Es conocida por todos la idea de Freud que el arte se nos adelante en el pensamiento; sin embargo, ¿puede continuar siendo cierta esta afirmación, después de que ha pasado más de un siglo desde que el psicoanálisis se ha anclado en occidente, y cuyas consecuencias son más o menos visibles, más o menos directas, pero indiscutibles? La invención freudiana ha contaminado el cine, la pintura, la literatura, la sociología, la filosofía, más no sea que para ser discutida, trastocando los modos de comprender la subjetividad de nuestra época. Cualquier obra que, adentrado el siglo XX, pretenda narrar la historia de una vida, se ve forzada a considerar el territorio alumbrado por Freud, pues, por tomar un caso, resulta imposible escribir sobre los sueños sin sentir el espectro de la Traumdeutung sobrevolando las páginas en blanco.

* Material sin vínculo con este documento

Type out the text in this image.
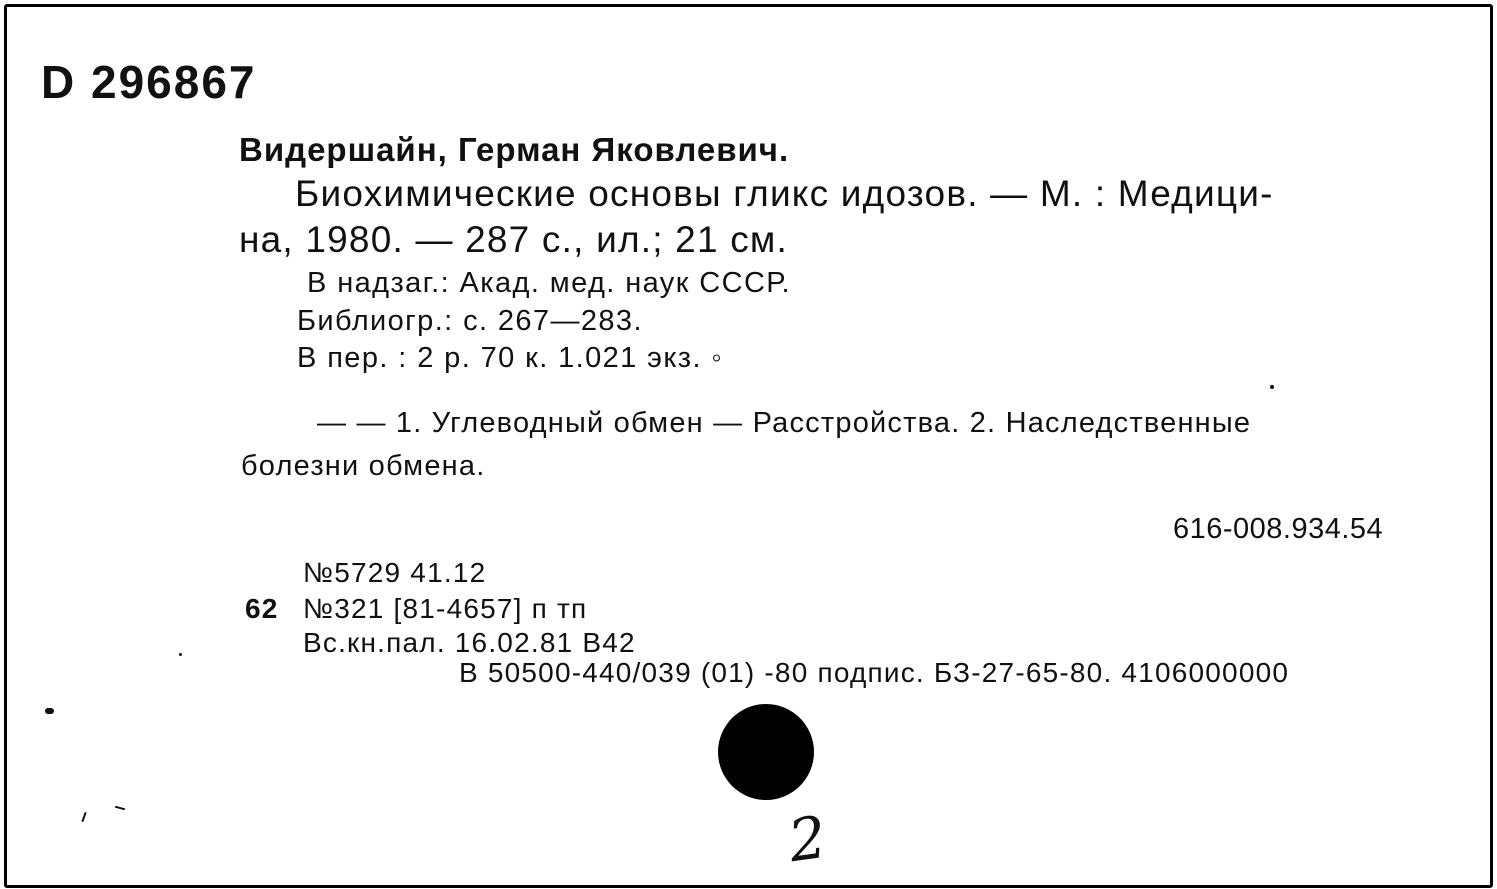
D 296867
Видершайн, Герман Яковлевич.
Биохимические основы гликс идозов. — М. : Медици-
на, 1980. — 287 с., ил.; 21 см.
В надзаг.: Акад. мед. наук СССР.
Библиогр.: с. 267—283.
В пер. : 2 р. 70 к. 1.021 экз. ◦
— — 1. Углеводный обмен — Расстройства. 2. Наследственные
болезни обмена.
616-008.934.54
№5729 41.12
62 №321 [81-4657] п тп
Вс.кн.пал. 16.02.81 В42
В 50500-440/039 (01) -80 подпис. БЗ-27-65-80. 4106000000
2
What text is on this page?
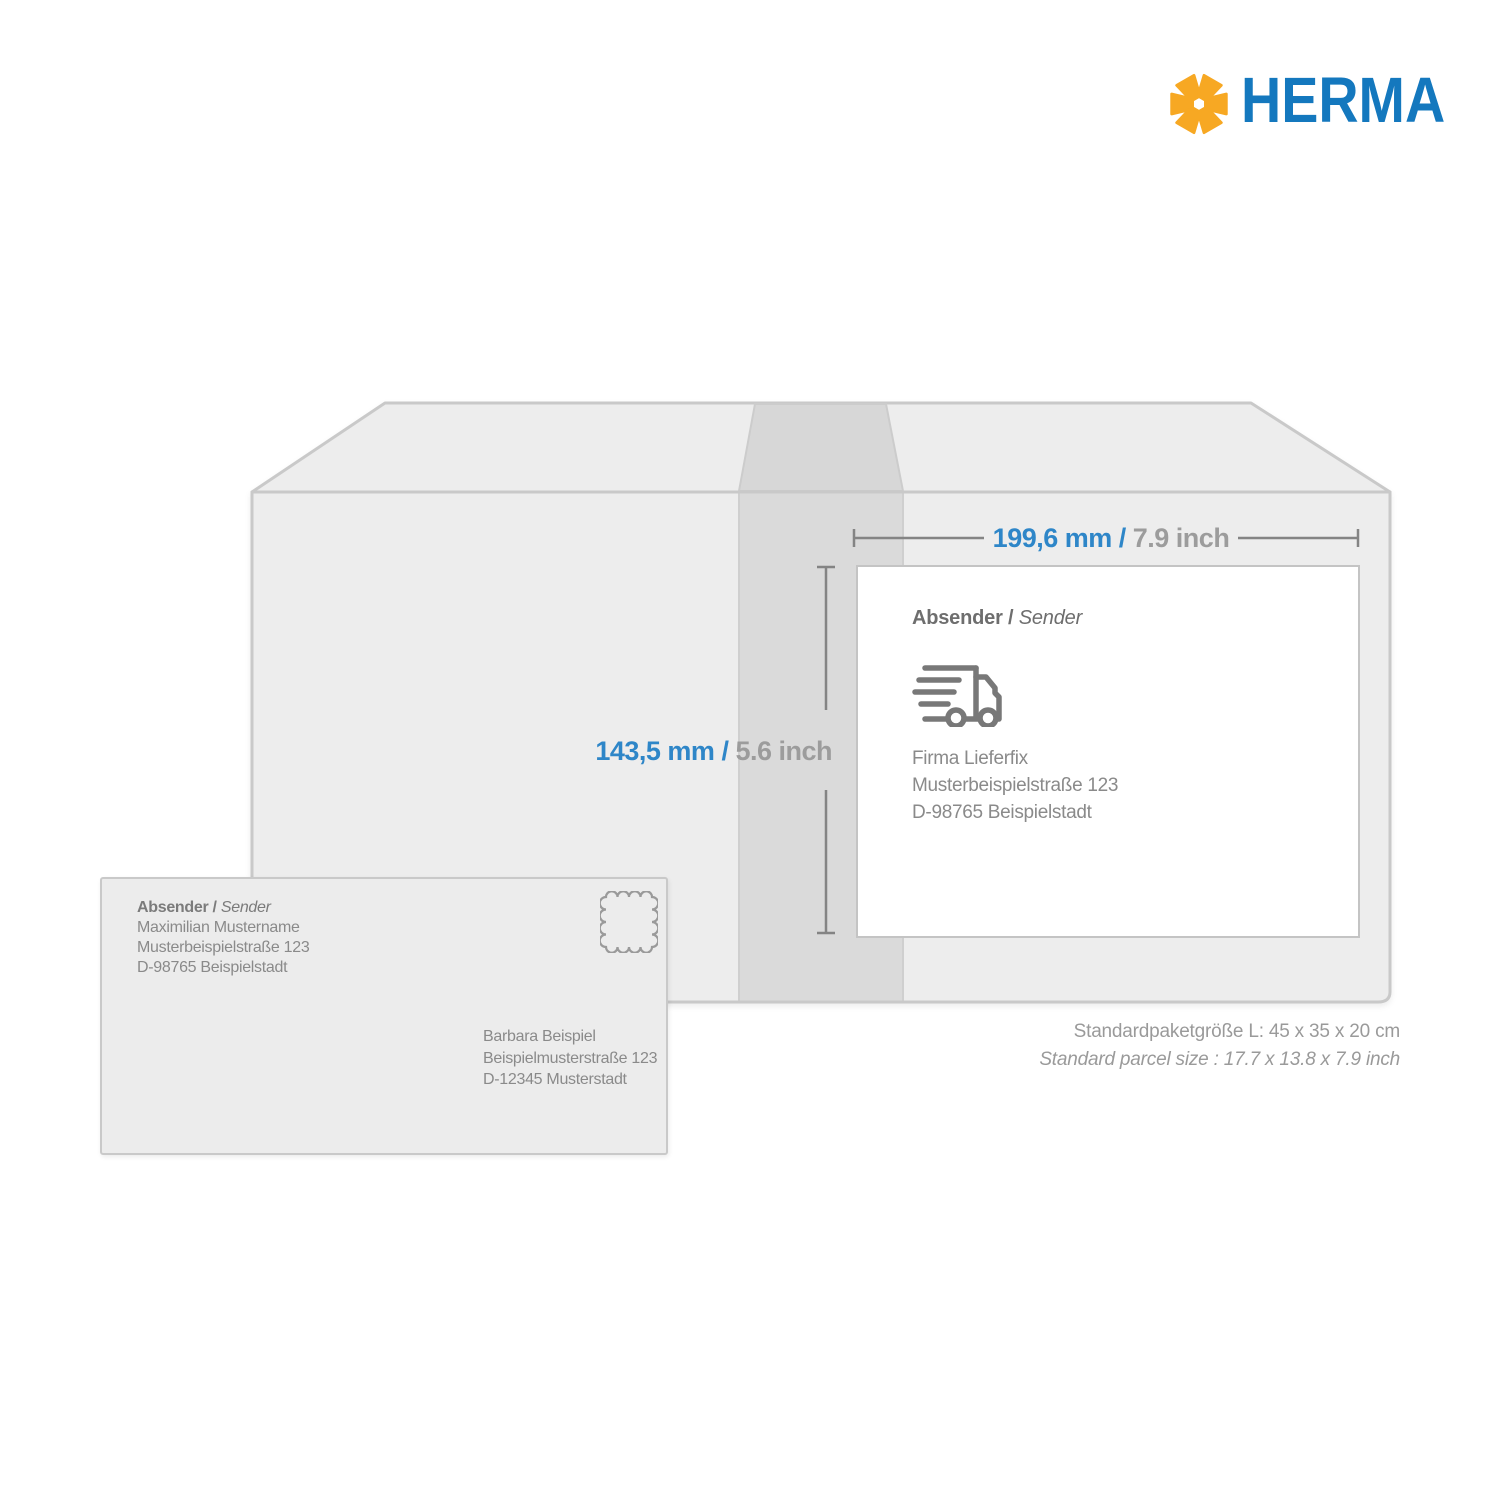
HERMA
199,6 mm / 7.9 inch
143,5 mm / 5.6 inch
Absender / Sender
Firma Lieferfix
Musterbeispielstraße 123
D-98765 Beispielstadt
Absender / Sender
Maximilian Mustername
Musterbeispielstraße 123
D-98765 Beispielstadt
Barbara Beispiel
Beispielmusterstraße 123
D-12345 Musterstadt
Standardpaketgröße L: 45 x 35 x 20 cm
Standard parcel size : 17.7 x 13.8 x 7.9 inch
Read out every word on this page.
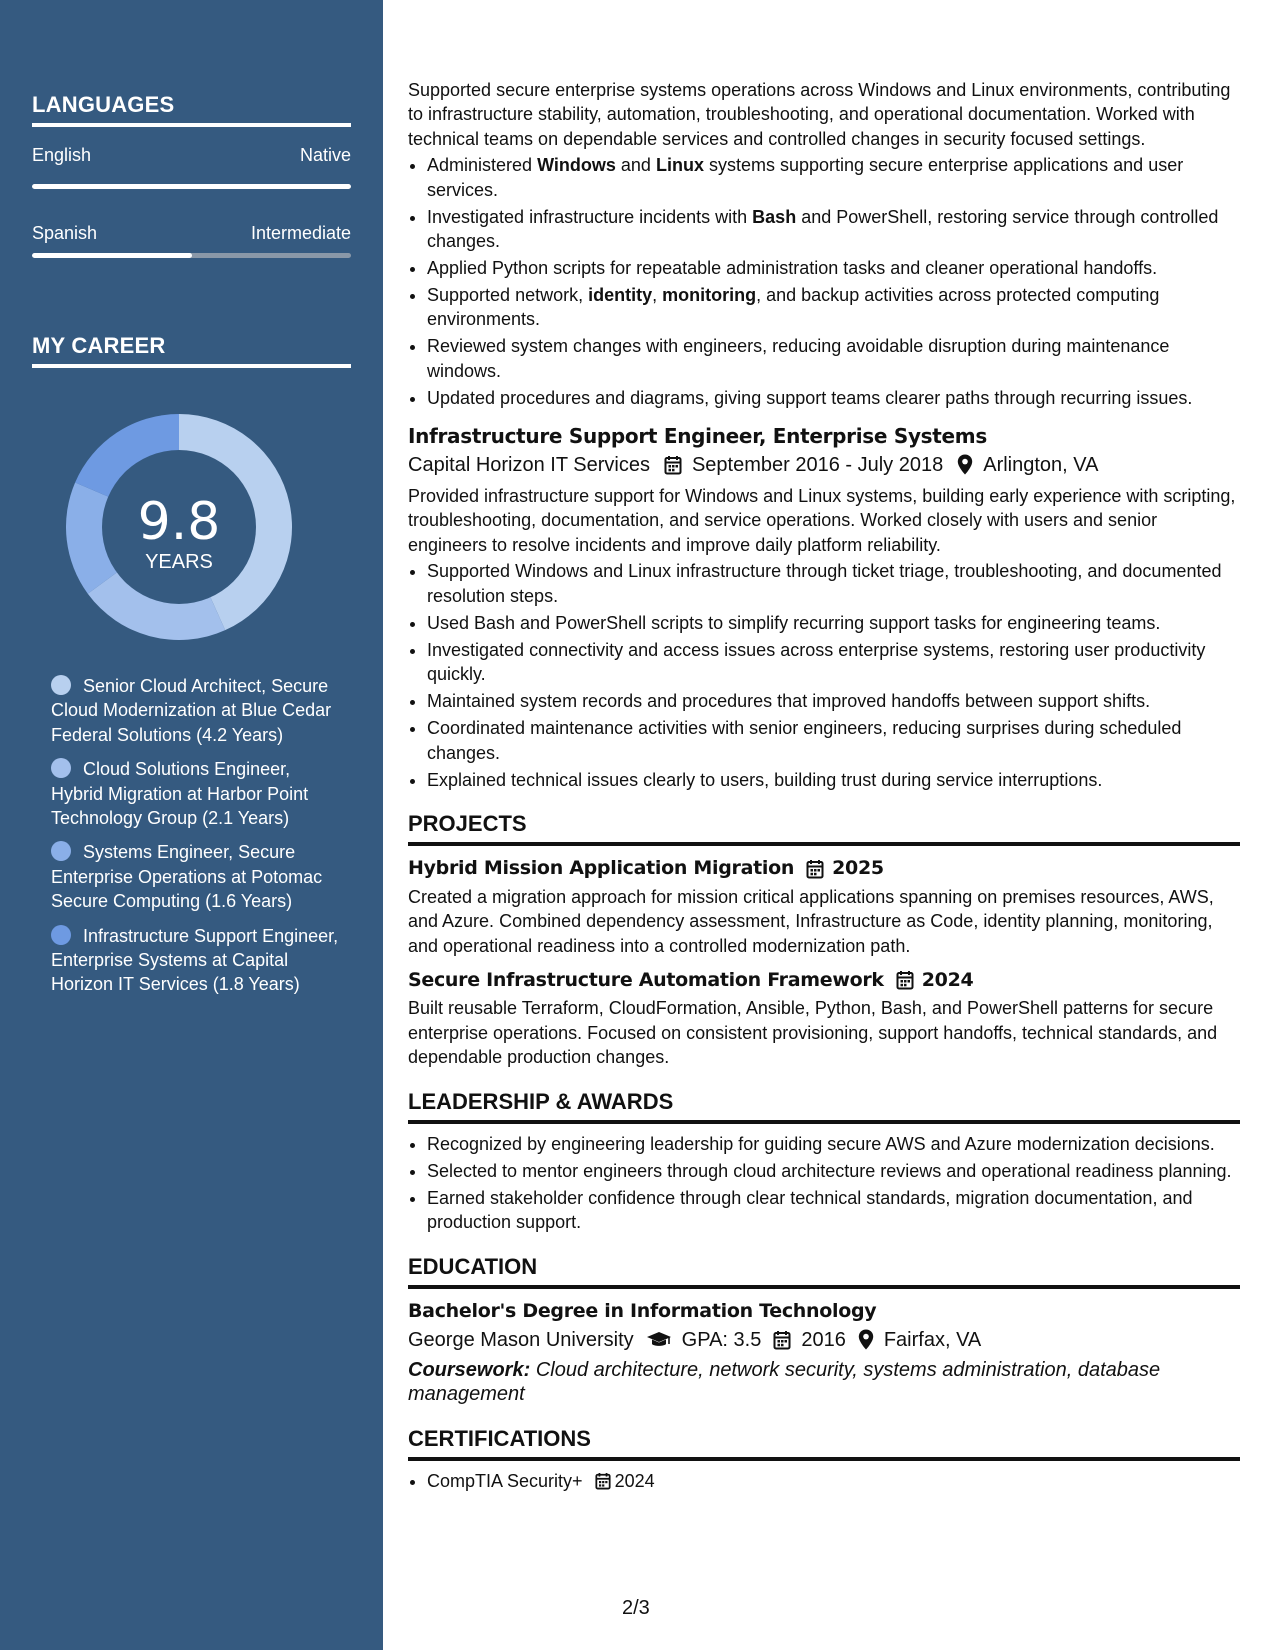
LANGUAGES
English	Native
Spanish	Intermediate
MY CAREER
9.8
YEARS
Senior Cloud Architect, Secure Cloud Modernization at Blue Cedar Federal Solutions (4.2 Years)
Cloud Solutions Engineer, Hybrid Migration at Harbor Point Technology Group (2.1 Years)
Systems Engineer, Secure Enterprise Operations at Potomac Secure Computing (1.6 Years)
Infrastructure Support Engineer, Enterprise Systems at Capital Horizon IT Services (1.8 Years)

Supported secure enterprise systems operations across Windows and Linux environments, contributing to infrastructure stability, automation, troubleshooting, and operational documentation. Worked with technical teams on dependable services and controlled changes in security focused settings.

• Administered Windows and Linux systems supporting secure enterprise applications and user services.
• Investigated infrastructure incidents with Bash and PowerShell, restoring service through controlled changes.
• Applied Python scripts for repeatable administration tasks and cleaner operational handoffs.
• Supported network, identity, monitoring, and backup activities across protected computing environments.
• Reviewed system changes with engineers, reducing avoidable disruption during maintenance windows.
• Updated procedures and diagrams, giving support teams clearer paths through recurring issues.
Infrastructure Support Engineer, Enterprise Systems
Capital Horizon IT Services September 2016 - July 2018 Arlington, VA

Provided infrastructure support for Windows and Linux systems, building early experience with scripting, troubleshooting, documentation, and service operations. Worked closely with users and senior engineers to resolve incidents and improve daily platform reliability.

• Supported Windows and Linux infrastructure through ticket triage, troubleshooting, and documented resolution steps.
• Used Bash and PowerShell scripts to simplify recurring support tasks for engineering teams.
• Investigated connectivity and access issues across enterprise systems, restoring user productivity quickly.
• Maintained system records and procedures that improved handoffs between support shifts.
• Coordinated maintenance activities with senior engineers, reducing surprises during scheduled changes.
• Explained technical issues clearly to users, building trust during service interruptions.
PROJECTS
Hybrid Mission Application Migration 2025

Created a migration approach for mission critical applications spanning on premises resources, AWS, and Azure. Combined dependency assessment, Infrastructure as Code, identity planning, monitoring, and operational readiness into a controlled modernization path.

Secure Infrastructure Automation Framework 2024

Built reusable Terraform, CloudFormation, Ansible, Python, Bash, and PowerShell patterns for secure enterprise operations. Focused on consistent provisioning, support handoffs, technical standards, and dependable production changes.

LEADERSHIP & AWARDS
• Recognized by engineering leadership for guiding secure AWS and Azure modernization decisions.
• Selected to mentor engineers through cloud architecture reviews and operational readiness planning.
• Earned stakeholder confidence through clear technical standards, migration documentation, and production support.
EDUCATION
Bachelor's Degree in Information Technology
George Mason University GPA: 3.5 2016 Fairfax, VA

Coursework: Cloud architecture, network security, systems administration, database management

CERTIFICATIONS
• CompTIA Security+ 2024
2/3
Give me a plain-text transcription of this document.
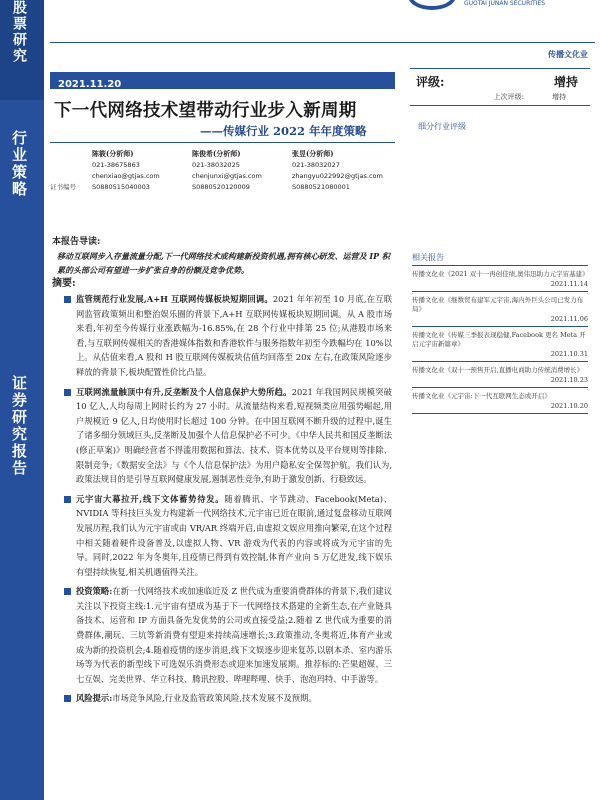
股票研究
行业策略
证券研究报告
GUOTAI JUNAN SECURITIES
传播文化业
2021.11.20
下一代网络技术望带动行业步入新周期
——传媒行业 2022 年年度策略
陈筱(分析师)	陈俊希(分析师)	张昱(分析师)
021-38675863	021-38032025	021-38032027
chenxiao@gtjas.com	chenjunxi@gtjas.com	zhangyu022992@gtjas.com
证书编号	S0880515040003	S0880520120009	S0880521080001
评级:	增持
上次评级:	增持
细分行业评级
相关报告
传播文化业《2021 双十一再创佳绩,奥伟迅助力元宇宙基建》
2021.11.14
传播文化业《继数贸布建军元宇宙,海内外巨头公司已发力布局》
2021.11.06
传播文化业《传媒三季报表现稳健,Facebook 更名 Meta 开启元宇宙新篇章》
2021.10.31
传播文化业《双十一预售开启,直播电商助力传统消费增长》
2021.10.23
传播文化业《元宇宙:下一代互联网生态或开启》
2021.10.20
本报告导读:
移动互联网步入存量流量分配,下一代网络技术或构建新投资机遇,拥有核心研发、运营及 IP 积累的头部公司有望进一步扩张自身的份额及竞争优势。
摘要:
监管规范行业发展,A+H 互联网传媒板块短期回调。2021 年年初至 10 月底,在互联网监管政策频出和整治娱乐圈的背景下,A+H 互联网传媒板块短期回调。从 A 股市场来看,年初至今传媒行业涨跌幅为-16.85%,在 28 个行业中排第 25 位;从港股市场来看,与互联网传媒相关的香港媒体指数和香港软件与服务指数年初至今跌幅均在 10%以上。从估值来看,A 股和 H 股互联网传媒板块估值均回落至 20x 左右,在政策风险逐步释放的背景下,板块配置性价比凸显。
互联网流量触顶中有升,反垄断及个人信息保护大势所趋。2021 年我国网民规模突破 10 亿人,人均每周上网时长约为 27 小时。从流量结构来看,短视频类应用强势崛起,用户规模近 9 亿人,日均使用时长超过 100 分钟。在中国互联网不断升级的过程中,诞生了诸多细分领域巨头,反垄断及加强个人信息保护必不可少。《中华人民共和国反垄断法(修正草案)》明确经营者不得滥用数据和算法、技术、资本优势以及平台规则等排除、限制竞争;《数据安全法》与《个人信息保护法》为用户隐私安全保驾护航。我们认为,政策法规目的是引导互联网健康发展,遏制恶性竞争,有助于激发创新、行稳致远。
元宇宙大幕拉开,线下文体蓄势待发。随着腾讯、字节跳动、Facebook(Meta)、NVIDIA 等科技巨头发力构建新一代网络技术,元宇宙已近在眼前,通过复盘移动互联网发展历程,我们认为元宇宙或由 VR/AR 终端开启,由虚拟文娱应用推向繁荣,在这个过程中相关随着硬件设备普及,以虚拟人物、VR 游戏为代表的内容或将成为元宇宙的先导。同时,2022 年为冬奥年,且疫情已得到有效控制,体育产业向 5 万亿进发,线下娱乐有望持续恢复,相关机遇值得关注。
投资策略:在新一代网络技术或加速临近及 Z 世代成为重要消费群体的背景下,我们建议关注以下投资主线:1.元宇宙有望成为基于下一代网络技术搭建的全新生态,在产业链具备技术、运营和 IP 方面具备先发优势的公司或直接受益;2.随着 Z 世代成为重要的消费群体,潮玩、三坑等新消费有望迎来持续高速增长;3.政策推动,冬奥将近,体育产业或成为新的投资机会;4.随着疫情的逐步消退,线下文娱逐步迎来复苏,以剧本杀、室内游乐场等为代表的新型线下可选娱乐消费形态或迎来加速发展期。推荐标的:芒果超媒、三七互娱、完美世界、华立科技、腾讯控股、哔哩哔哩、快手、泡泡玛特、中手游等。
风险提示:市场竞争风险,行业及监管政策风险,技术发展不及预期。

En este contexto la afirmación freudiana no parece tener la misma potencia que a finales del siglo XIX, sin embargo, aún encontramos en los textos de nuestros antecesores o contemporáneos, las ideas, las representaciones y los fenómenos que permiten entender el presente de nuestra civilización. Esta comprensión no parece estar dada por la voluntad del escritor, sino por los fragmentos de verdad que transporta el inconsciente de la novela, de los cuales debemos intentar apropiarnos.

Apropiación caprichosa que podemos hacer de En la tierra somos fugazmente grandiosos, donde Ocean Vuong -dialogando con un Barthes en pleno duelo por la muerte de su madre- escribe una extensísima carta dirigida a su madre analfabeta. Así es como Vuong construye una suerte de artefacto literario, en el que un joven vietnamita llamado Perro pequeño, quien parece ser el alter ego del autor, narra en detalles la relación con su madre durante sus apenas veintipico años de vida.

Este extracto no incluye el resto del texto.